You code, with as little changes as I could live with, works for me:
#include <stdio.h>
#include <stdlib.h>
typedef struct {
unsigned short int iFrames;
unsigned short int* iTime;
} Tile;
Tile *loadTile(char* sFile) {
Tile *tmpResult = malloc(sizeof *tmpResult);
if (!tmpResult) return NULL;
/* do things that set values to the Tile entity */
/* note that iTime is uninitialized */
tmpResult->iFrames = 42;
(void)sFile; /* used parameter */
return tmpResult;
}
int main(void) {
Tile* tmpTile;
tmpTile = loadTile("tile1.dat");
if (!tmpTile) return 1;
printf("value: %d\n", tmpTile->iFrames);
free(tmpTile);
return 0;
}
The code you showed looks OK, the error must be in the elided code.
Whatever problem you are having, it is not in the code shown in this question. Make sure you are not clobbering the pointer before returning it.
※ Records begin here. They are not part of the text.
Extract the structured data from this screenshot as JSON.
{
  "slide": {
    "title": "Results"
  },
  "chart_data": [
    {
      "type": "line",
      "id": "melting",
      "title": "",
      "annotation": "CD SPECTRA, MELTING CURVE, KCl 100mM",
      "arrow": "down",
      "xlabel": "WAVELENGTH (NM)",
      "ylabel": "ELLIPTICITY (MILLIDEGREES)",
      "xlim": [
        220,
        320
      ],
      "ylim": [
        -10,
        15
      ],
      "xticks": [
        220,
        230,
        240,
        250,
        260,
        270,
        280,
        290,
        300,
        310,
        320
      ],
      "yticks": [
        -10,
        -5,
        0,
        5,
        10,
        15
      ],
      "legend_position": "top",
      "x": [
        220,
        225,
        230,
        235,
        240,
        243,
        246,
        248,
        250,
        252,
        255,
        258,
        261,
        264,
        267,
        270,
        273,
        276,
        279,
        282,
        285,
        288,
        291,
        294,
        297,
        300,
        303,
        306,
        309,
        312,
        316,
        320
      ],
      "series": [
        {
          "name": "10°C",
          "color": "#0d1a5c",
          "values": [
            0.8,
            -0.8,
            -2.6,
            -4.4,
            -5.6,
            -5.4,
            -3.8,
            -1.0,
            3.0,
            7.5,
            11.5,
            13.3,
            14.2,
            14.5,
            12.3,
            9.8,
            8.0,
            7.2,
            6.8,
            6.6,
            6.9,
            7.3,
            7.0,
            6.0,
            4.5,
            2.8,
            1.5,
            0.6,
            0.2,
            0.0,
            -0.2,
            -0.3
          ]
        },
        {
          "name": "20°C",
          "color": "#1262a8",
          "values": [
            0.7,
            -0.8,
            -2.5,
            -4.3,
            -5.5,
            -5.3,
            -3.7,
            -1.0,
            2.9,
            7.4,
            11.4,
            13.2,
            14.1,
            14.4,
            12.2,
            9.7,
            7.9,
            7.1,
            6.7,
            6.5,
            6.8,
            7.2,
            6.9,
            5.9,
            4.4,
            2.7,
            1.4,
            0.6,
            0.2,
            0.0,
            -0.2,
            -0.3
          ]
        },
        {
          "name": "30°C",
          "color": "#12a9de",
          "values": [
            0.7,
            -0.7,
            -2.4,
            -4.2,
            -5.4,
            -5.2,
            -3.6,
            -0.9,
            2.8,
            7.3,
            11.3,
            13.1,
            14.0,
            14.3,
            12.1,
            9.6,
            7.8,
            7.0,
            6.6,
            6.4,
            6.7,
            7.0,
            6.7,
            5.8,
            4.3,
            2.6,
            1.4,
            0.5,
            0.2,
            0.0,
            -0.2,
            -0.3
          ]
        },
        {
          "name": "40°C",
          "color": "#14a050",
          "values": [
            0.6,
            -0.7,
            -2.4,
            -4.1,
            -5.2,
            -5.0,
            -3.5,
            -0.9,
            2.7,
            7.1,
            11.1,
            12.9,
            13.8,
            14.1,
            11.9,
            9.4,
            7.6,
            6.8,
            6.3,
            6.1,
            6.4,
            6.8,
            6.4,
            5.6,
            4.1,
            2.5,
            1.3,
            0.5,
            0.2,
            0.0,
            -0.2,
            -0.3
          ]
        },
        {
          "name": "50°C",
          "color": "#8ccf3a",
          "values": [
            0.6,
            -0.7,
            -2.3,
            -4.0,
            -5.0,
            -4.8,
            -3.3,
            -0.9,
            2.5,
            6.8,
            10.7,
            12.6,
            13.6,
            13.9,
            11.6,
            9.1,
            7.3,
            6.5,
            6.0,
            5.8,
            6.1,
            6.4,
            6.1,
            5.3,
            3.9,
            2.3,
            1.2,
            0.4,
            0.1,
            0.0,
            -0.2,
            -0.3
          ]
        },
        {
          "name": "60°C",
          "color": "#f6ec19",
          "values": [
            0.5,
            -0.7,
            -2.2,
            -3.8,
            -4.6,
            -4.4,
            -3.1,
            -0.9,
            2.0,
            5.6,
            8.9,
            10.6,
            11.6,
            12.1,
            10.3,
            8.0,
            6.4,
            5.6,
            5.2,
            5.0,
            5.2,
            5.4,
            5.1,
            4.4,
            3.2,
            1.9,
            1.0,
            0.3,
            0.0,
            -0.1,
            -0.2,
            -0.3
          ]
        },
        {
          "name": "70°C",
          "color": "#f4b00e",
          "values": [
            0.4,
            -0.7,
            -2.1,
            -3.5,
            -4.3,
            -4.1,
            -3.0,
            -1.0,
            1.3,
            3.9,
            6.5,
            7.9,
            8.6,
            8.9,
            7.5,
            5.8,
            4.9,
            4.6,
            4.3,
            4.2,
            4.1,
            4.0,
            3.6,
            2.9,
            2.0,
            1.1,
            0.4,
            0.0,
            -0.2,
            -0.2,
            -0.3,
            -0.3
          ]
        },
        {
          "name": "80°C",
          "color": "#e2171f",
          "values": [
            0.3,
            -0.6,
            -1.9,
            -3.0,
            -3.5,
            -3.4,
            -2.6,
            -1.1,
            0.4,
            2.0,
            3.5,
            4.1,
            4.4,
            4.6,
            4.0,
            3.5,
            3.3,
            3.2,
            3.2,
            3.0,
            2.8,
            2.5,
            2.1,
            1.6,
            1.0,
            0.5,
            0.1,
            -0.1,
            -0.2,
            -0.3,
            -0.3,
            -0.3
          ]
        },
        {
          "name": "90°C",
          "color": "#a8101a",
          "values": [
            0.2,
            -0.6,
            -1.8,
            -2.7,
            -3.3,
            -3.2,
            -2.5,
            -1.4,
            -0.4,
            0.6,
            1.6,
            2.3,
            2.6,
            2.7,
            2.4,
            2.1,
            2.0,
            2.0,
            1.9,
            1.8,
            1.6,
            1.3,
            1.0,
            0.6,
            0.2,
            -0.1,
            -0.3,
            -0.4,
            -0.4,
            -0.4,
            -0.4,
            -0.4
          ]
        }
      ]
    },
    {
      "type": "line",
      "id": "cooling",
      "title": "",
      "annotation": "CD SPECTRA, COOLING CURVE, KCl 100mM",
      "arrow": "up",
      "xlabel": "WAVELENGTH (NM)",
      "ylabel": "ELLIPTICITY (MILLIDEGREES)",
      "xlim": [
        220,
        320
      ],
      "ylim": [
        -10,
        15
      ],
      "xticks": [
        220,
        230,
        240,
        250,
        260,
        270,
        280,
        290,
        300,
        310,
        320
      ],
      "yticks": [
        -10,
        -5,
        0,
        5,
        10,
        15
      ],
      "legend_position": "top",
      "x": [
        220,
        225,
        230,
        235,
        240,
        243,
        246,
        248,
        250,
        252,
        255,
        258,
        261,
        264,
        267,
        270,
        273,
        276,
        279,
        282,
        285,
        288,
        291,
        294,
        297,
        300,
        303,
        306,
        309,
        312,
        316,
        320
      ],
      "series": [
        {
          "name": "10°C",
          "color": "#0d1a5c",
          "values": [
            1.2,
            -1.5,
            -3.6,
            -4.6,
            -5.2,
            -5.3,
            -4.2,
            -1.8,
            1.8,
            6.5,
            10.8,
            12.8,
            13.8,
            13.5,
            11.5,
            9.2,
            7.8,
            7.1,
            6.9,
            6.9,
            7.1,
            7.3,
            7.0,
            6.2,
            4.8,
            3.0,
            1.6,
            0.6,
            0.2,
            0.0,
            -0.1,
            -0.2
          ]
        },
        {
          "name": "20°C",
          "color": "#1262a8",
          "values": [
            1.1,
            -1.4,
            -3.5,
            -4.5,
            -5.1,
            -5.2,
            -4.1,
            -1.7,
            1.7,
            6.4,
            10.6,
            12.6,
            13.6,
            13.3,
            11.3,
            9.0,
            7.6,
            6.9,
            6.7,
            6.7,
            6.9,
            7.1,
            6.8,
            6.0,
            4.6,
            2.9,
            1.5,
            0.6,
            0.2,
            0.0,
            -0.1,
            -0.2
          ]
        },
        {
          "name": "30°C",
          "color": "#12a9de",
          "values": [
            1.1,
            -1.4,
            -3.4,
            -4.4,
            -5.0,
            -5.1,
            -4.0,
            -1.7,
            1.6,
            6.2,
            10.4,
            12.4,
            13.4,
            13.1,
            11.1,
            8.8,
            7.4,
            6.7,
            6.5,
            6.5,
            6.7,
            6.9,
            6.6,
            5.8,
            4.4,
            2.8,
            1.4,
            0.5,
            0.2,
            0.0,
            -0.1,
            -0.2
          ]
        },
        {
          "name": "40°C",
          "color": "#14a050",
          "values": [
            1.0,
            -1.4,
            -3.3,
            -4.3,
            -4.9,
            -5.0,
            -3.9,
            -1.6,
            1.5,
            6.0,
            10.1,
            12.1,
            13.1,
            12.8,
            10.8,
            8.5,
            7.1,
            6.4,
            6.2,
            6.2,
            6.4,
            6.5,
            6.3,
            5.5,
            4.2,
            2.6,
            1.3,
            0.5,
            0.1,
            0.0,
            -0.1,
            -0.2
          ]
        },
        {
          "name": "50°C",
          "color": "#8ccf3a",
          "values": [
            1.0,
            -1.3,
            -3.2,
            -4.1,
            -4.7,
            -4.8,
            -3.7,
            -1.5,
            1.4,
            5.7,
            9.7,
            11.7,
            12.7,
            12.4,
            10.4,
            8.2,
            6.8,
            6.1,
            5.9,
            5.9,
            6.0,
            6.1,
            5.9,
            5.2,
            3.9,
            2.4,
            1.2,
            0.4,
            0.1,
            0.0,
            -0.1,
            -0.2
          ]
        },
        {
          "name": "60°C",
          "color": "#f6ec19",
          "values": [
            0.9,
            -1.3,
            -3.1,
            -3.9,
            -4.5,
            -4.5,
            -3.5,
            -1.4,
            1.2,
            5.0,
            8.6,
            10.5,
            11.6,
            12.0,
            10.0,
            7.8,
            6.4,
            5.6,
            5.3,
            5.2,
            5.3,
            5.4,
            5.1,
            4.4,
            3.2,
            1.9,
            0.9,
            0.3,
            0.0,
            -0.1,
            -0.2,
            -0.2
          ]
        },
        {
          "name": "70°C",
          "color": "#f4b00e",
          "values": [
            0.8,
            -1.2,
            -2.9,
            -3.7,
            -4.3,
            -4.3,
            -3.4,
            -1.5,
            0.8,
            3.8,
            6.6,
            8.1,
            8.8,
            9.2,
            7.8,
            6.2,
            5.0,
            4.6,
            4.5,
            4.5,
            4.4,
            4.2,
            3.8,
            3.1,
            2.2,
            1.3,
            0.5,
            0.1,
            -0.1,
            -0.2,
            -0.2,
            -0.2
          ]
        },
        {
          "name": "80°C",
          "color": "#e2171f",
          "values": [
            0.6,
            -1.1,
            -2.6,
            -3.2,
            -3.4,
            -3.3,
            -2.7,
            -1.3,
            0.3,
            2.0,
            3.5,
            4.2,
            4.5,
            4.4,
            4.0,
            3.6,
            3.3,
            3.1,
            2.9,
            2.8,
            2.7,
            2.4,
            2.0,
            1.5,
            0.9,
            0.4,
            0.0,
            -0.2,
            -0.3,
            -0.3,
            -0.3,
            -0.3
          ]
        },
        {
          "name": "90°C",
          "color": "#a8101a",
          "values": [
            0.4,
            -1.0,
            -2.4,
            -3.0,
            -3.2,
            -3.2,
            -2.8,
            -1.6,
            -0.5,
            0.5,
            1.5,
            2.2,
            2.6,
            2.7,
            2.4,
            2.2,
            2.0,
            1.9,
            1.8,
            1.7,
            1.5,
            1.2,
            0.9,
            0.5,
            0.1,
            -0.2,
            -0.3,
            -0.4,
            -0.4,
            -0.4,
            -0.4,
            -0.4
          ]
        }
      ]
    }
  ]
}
This should work fine... could just be a warning from VisualStudio that you are freeing a pointer in a different function than it was malloced in.
Technically, your code will work on a C compiler. However, allocating dynamically inside functions and returning pointers to the allocated data is an excellent way of creating memory leaks - therefore it is very bad programming practice. A better way is to allocate the memory in the caller (main in this case). The code unit allocating the memory should be the same one that frees it.
Btw if this is a Windows program, main() must be declared to return int, or the code will not compile on a C compiler.